Compared to the tourism sector, the LTM executive explained that there are flaws that exist, and the Government has managed to make that reopening work. She also noted that entertainment lacks the structure but that it “can be structured” as the majority of professionals who take their investment seriously do not plan on taking any chances. “They are going to have the proper protocols in place and are going to enforce it because they need the money. We have to manage to live with COVID-19 and the many variants that may become present, so the system needs to be adjusted for all.”

As a live art form and, more so, a business particularly affected by the pandemic, she expressed concern about her colleagues who have restructured their lives outside of the theatre, only for them to be uprooted. “It is this up and down, back and forth … that makes me scared this could blow up in we face. Truth is, the people who are unruly, unruly to begin with, the people who take the business serious, can’t be taken [into] account for those who want to keep a quick party to make a quick money. That is the part that will open us up to problem … where the prekeh is… .”


Writer-director Fabian Barracks said that the theatre’s comeback is not immediately foreseeable. “People will still be apprehensive [about being] in an enclosed, intimate space for two hours, breathing the same air with others.” He continued, “I think it will take another six months before people’s minds can get back to a place of feeling safe in a theatre environment. For me, the niche market being young people, I also expect some resistance from schools to organise field trips to the theatre spaces to watch the productions, as they may not want to expose students to any risks.”

A number of theatres put the shutters on their doors, including Barracks Theatre and Center Stage Theatre, and reopening would mean some production houses would have to rent venues or invest in retrofitting a space for theatre purposes, Barracks explained.

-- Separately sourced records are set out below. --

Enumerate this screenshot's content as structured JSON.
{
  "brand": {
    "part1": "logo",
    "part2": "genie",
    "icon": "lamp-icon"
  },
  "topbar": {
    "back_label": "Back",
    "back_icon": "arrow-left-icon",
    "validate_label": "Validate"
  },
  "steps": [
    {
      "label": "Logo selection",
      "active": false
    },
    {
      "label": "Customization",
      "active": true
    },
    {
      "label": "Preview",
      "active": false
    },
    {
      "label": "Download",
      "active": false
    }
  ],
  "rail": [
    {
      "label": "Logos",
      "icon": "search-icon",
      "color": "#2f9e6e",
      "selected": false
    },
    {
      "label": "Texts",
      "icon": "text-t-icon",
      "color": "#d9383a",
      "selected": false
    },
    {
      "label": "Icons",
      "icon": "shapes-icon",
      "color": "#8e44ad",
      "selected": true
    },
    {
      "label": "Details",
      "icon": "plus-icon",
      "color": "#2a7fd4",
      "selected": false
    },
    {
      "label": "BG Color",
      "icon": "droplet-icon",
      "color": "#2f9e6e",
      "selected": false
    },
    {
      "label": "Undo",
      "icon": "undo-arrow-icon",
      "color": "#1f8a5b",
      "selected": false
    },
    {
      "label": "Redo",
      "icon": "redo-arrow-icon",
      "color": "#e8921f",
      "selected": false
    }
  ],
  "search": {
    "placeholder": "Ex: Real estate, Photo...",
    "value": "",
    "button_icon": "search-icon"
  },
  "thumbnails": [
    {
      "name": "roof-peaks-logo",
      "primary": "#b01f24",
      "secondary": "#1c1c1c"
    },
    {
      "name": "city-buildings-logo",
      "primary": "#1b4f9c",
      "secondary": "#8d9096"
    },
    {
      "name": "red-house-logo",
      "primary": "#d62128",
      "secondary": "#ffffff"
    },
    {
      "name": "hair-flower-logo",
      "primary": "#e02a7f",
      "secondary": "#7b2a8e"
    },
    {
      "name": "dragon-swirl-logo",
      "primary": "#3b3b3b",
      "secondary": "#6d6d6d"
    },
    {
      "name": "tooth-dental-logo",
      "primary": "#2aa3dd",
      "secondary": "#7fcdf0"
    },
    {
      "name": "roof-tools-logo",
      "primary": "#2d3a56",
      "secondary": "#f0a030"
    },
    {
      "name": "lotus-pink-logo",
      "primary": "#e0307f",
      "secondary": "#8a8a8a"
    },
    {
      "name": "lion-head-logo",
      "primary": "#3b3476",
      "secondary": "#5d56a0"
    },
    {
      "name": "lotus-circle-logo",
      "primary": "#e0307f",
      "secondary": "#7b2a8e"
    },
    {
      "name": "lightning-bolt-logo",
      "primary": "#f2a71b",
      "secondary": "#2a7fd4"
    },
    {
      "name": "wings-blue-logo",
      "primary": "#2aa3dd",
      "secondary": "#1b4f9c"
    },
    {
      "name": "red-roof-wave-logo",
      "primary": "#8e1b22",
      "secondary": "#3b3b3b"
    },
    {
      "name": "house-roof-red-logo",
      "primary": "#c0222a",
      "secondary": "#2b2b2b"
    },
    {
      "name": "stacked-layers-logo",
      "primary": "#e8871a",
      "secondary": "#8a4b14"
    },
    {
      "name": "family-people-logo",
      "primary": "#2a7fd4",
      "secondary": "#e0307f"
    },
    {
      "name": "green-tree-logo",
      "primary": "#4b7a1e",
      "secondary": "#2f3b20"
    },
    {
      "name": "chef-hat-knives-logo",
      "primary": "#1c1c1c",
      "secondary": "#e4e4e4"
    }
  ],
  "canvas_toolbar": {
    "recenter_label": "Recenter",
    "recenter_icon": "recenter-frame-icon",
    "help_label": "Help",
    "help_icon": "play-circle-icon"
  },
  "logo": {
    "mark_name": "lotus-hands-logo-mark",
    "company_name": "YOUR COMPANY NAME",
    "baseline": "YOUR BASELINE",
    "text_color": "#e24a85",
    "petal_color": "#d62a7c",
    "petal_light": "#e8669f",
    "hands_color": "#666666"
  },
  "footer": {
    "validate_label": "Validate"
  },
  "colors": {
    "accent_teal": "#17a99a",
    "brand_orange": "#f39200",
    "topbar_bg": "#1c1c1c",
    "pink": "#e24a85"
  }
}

“I made an investment in 2019 to open Barracks Theatre on the premises of Olympia Crown Hotel. All that investment was wasted, and I do not intend to re-establish a space in Jamaica unless funding support is readily available. It was a really sad closure, and I don’t think I am prepared to lose another investment right away,” he shared.

Dufton Shepherd agreed that the timeline for theatres to reopen is impractical. He pointed out, not only do the theatres require maintenance and proper sanitisation, but that “in the field of performance art, productions takes months of planning and rehearsal”.

“We have to get the cast – auditions have to be carried out – wardrobe and set have to be made before anything resumes. So, the entertainment sector can open up yesterday or tomorrow; we can’t expect much until next year,” Shepherd said.